There are multiple ways to render a functional component in Vue.js. Depending on the use case and on your own taste you may prefer one over another, which is a great thing from a framework that you can adapt to your preferences.
In Functional Components in Vue.js you’ve seen how to create a FunctionalButton component using a render function. That’s ok for a simple example, but for more sophisticated ones it can be a pain.
Let’s see which other options you have by taking that FunctionalButton example. Keep in mind that under the hood, they all compile to a render function.
This option is available since Vue version 2.5.0, and probably is one of the most popular, given that templates are the default way in Vue, so you are probably familiar with it.
Let’s create a FunctionalButtonTemplate.vue file with the following content:
<template functional>
<button :disabled="props.disabled" @click="listeners.click">
<slot />
</button>
</template>
As you can see, you have direct access to the context object by accessing its properties, such as props
or listeners
. The children
property is just the default slot, as usual for templates.
The only downside of this approach is that is not possible to create a higher order component or do prop manipulation, since using a template is more limited than plain JavaScript (or JSX, which is JavaScript too).

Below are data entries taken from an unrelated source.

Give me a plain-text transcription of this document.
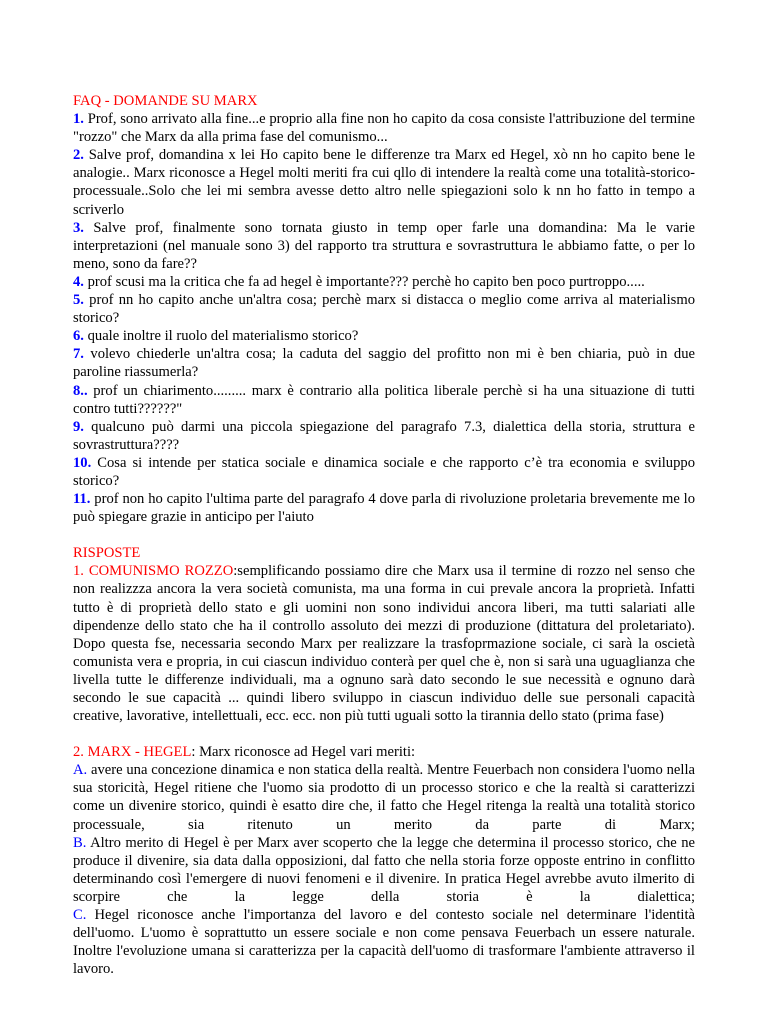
FAQ - DOMANDE SU MARX
1. Prof, sono arrivato alla fine...e proprio alla fine non ho capito da cosa consiste l'attribuzione del termine "rozzo" che Marx da alla prima fase del comunismo...
2. Salve prof, domandina x lei Ho capito bene le differenze tra Marx ed Hegel, xò nn ho capito bene le analogie.. Marx riconosce a Hegel molti meriti fra cui qllo di intendere la realtà come una totalità-storico-processuale..Solo che lei mi sembra avesse detto altro nelle spiegazioni solo k nn ho fatto in tempo a scriverlo
3. Salve prof, finalmente sono tornata giusto in temp oper farle una domandina: Ma le varie interpretazioni (nel manuale sono 3) del rapporto tra struttura e sovrastruttura le abbiamo fatte, o per lo meno, sono da fare??
4. prof scusi ma la critica che fa ad hegel è importante??? perchè ho capito ben poco purtroppo.....
5. prof nn ho capito anche un'altra cosa; perchè marx si distacca o meglio come arriva al materialismo storico?
6. quale inoltre il ruolo del materialismo storico?
7. volevo chiederle un'altra cosa; la caduta del saggio del profitto non mi è ben chiaria, può in due paroline riassumerla?
8.. prof un chiarimento......... marx è contrario alla politica liberale perchè si ha una situazione di tutti contro tutti??????"
9. qualcuno può darmi una piccola spiegazione del paragrafo 7.3, dialettica della storia, struttura e sovrastruttura????
10. Cosa si intende per statica sociale e dinamica sociale e che rapporto c’è tra economia e sviluppo storico?
11. prof non ho capito l'ultima parte del paragrafo 4 dove parla di rivoluzione proletaria brevemente me lo può spiegare grazie in anticipo per l'aiuto
RISPOSTE
1. COMUNISMO ROZZO:semplificando possiamo dire che Marx usa il termine di rozzo nel senso che non realizzza ancora la vera società comunista, ma una forma in cui prevale ancora la proprietà. Infatti tutto è di proprietà dello stato e gli uomini non sono individui ancora liberi, ma tutti salariati alle dipendenze dello stato che ha il controllo assoluto dei mezzi di produzione (dittatura del proletariato). Dopo questa fse, necessaria secondo Marx per realizzare la trasfoprmazione sociale, ci sarà la oscietà comunista vera e propria, in cui ciascun individuo conterà per quel che è, non si sarà una uguaglianza che livella tutte le differenze individuali, ma a ognuno sarà dato secondo le sue necessità e ognuno darà secondo le sue capacità ... quindi libero sviluppo in ciascun individuo delle sue personali capacità creative, lavorative, intellettuali, ecc. ecc. non più tutti uguali sotto la tirannia dello stato (prima fase)
2. MARX - HEGEL: Marx riconosce ad Hegel vari meriti:
A. avere una concezione dinamica e non statica della realtà. Mentre Feuerbach non considera l'uomo nella sua storicità, Hegel ritiene che l'uomo sia prodotto di un processo storico e che la realtà si caratterizzi come un divenire storico, quindi è esatto dire che, il fatto che Hegel ritenga la realtà una totalità storico processuale, sia ritenuto un merito da parte di Marx;
B. Altro merito di Hegel è per Marx aver scoperto che la legge che determina il processo storico, che ne produce il divenire, sia data dalla opposizioni, dal fatto che nella storia forze opposte entrino in conflitto determinando così l'emergere di nuovi fenomeni e il divenire. In pratica Hegel avrebbe avuto ilmerito di scorpire che la legge della storia è la dialettica;
C. Hegel riconosce anche l'importanza del lavoro e del contesto sociale nel determinare l'identità dell'uomo. L'uomo è soprattutto un essere sociale e non come pensava Feuerbach un essere naturale. Inoltre l'evoluzione umana si caratterizza per la capacità dell'uomo di trasformare l'ambiente attraverso il lavoro.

JSX is just a much nicer way to write render functions, transpiled using babel-plugin-transform-vue-jsx. It’s the de-facto way to write components in React and is just as valid in Vue.

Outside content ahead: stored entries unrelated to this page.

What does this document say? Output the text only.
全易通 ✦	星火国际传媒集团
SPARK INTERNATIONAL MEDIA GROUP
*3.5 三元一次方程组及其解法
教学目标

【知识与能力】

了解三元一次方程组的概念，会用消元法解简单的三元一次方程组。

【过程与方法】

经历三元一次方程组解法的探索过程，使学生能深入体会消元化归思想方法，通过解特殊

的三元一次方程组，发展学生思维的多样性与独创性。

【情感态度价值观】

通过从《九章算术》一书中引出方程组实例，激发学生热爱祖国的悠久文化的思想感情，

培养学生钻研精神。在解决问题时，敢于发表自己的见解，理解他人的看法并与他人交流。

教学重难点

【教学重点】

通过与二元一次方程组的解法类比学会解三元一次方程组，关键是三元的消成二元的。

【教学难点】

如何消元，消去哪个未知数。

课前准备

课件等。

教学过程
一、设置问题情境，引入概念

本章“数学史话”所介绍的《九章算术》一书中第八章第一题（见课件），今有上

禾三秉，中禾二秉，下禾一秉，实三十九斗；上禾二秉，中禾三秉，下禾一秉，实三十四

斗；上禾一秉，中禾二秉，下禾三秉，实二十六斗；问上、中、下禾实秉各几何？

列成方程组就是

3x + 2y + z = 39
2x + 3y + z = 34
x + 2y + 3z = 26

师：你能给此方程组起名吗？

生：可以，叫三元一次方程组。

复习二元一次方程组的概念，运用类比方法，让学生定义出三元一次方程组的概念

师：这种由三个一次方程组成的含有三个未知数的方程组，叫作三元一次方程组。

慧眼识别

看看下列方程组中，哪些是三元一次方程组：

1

Let’s create the JSX version of the FunctionalButton component:
export default {
functional: true,
render: (h, { data, children }) =>
<button {...data}>
{children}
</button >
};
The main advantage is that you have the full power of a render function and JavaScript, with a HTML-like syntax. That’s why you can easily proxy props by writing {...data}
.
When React users see the previous JSX example, they probably say Why you need that functional: true
thing?. Well that’s a valid statement, since they just need to export a plain function, that’s all.

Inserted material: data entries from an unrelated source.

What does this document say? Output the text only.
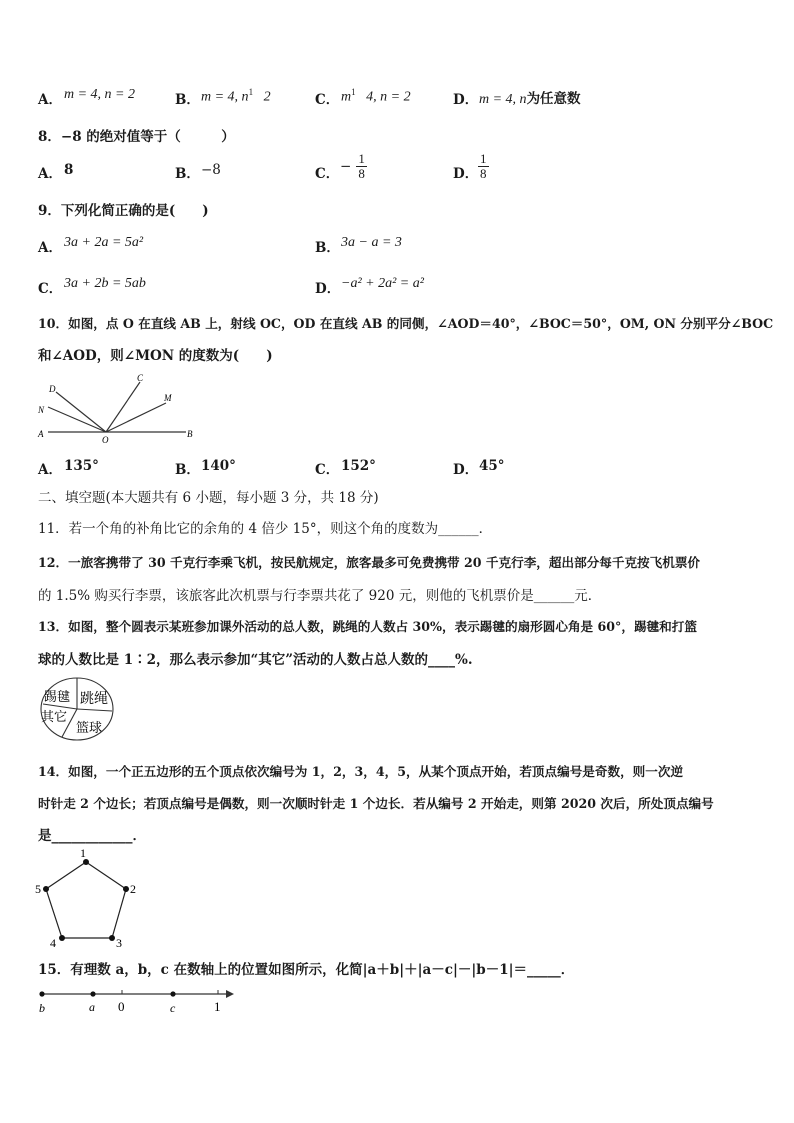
A． m = 4, n = 2	B． m = 4, $n^1$ 2	C． $m^1$ 4, n = 2	D． m = 4, n为任意数
8．−8 的绝对值等于（　　　）
A． 8	B． −8	C． − $\frac{1}{8}$	D． $\frac{1}{8}$
9．下列化简正确的是(　　)
A． 3a + 2a = 5a²	B． 3a − a = 3
C． 3a + 2b = 5ab	D． −a² + 2a² = a²
10．如图，点 O 在直线 AB 上，射线 OC，OD 在直线 AB 的同侧，∠AOD＝40°，∠BOC＝50°，OM, ON 分别平分∠BOC
和∠AOD，则∠MON 的度数为(　　)
A	B
O
D
N
C
M
A． 135°	B． 140°	C． 152°	D． 45°
二、填空题(本大题共有 6 小题，每小题 3 分，共 18 分)
11．若一个角的补角比它的余角的 4 倍少 15°，则这个角的度数为______．
12．一旅客携带了 30 千克行李乘飞机，按民航规定，旅客最多可免费携带 20 千克行李，超出部分每千克按飞机票价
的 1.5% 购买行李票，该旅客此次机票与行李票共花了 920 元，则他的飞机票价是______元．
13．如图，整个圆表示某班参加课外活动的总人数，跳绳的人数占 30%，表示踢毽的扇形圆心角是 60°，踢毽和打篮
球的人数比是 1∶2，那么表示参加“其它”活动的人数占总人数的____%.
踢毽 跳绳
其它
篮球
14．如图，一个正五边形的五个顶点依次编号为 1，2，3，4，5，从某个顶点开始，若顶点编号是奇数，则一次逆
时针走 2 个边长；若顶点编号是偶数，则一次顺时针走 1 个边长．若从编号 2 开始走，则第 2020 次后，所处顶点编号
是____________．
1
2
3
4
5
15．有理数 a，b，c 在数轴上的位置如图所示，化简|a＋b|＋|a－c|－|b－1|＝_____．
b	a 0	c	1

By the time of writing, you can do it in Vue by using babel-plugin-jsx-vue-functional. All you need to do is install it:
$ npm install --save-dev babel-plugin-jsx-vue-functional
Then add it to the .babelrc config:
{
"presets": ["es2015"],
"plugins": ["jsx-vue-functional", "transform-vue-jsx"]
}
And finally, you’d be able to write the previous example by just exporting a named arrow function:
export const FunctionalButton = ({ data, children }) =>
<button {...data}>
{children}
</button >
As you can see, one of Vue’s main advantages is to be approachable by allowing to write a component in several ways, making it a framework that adapts to different people and teams.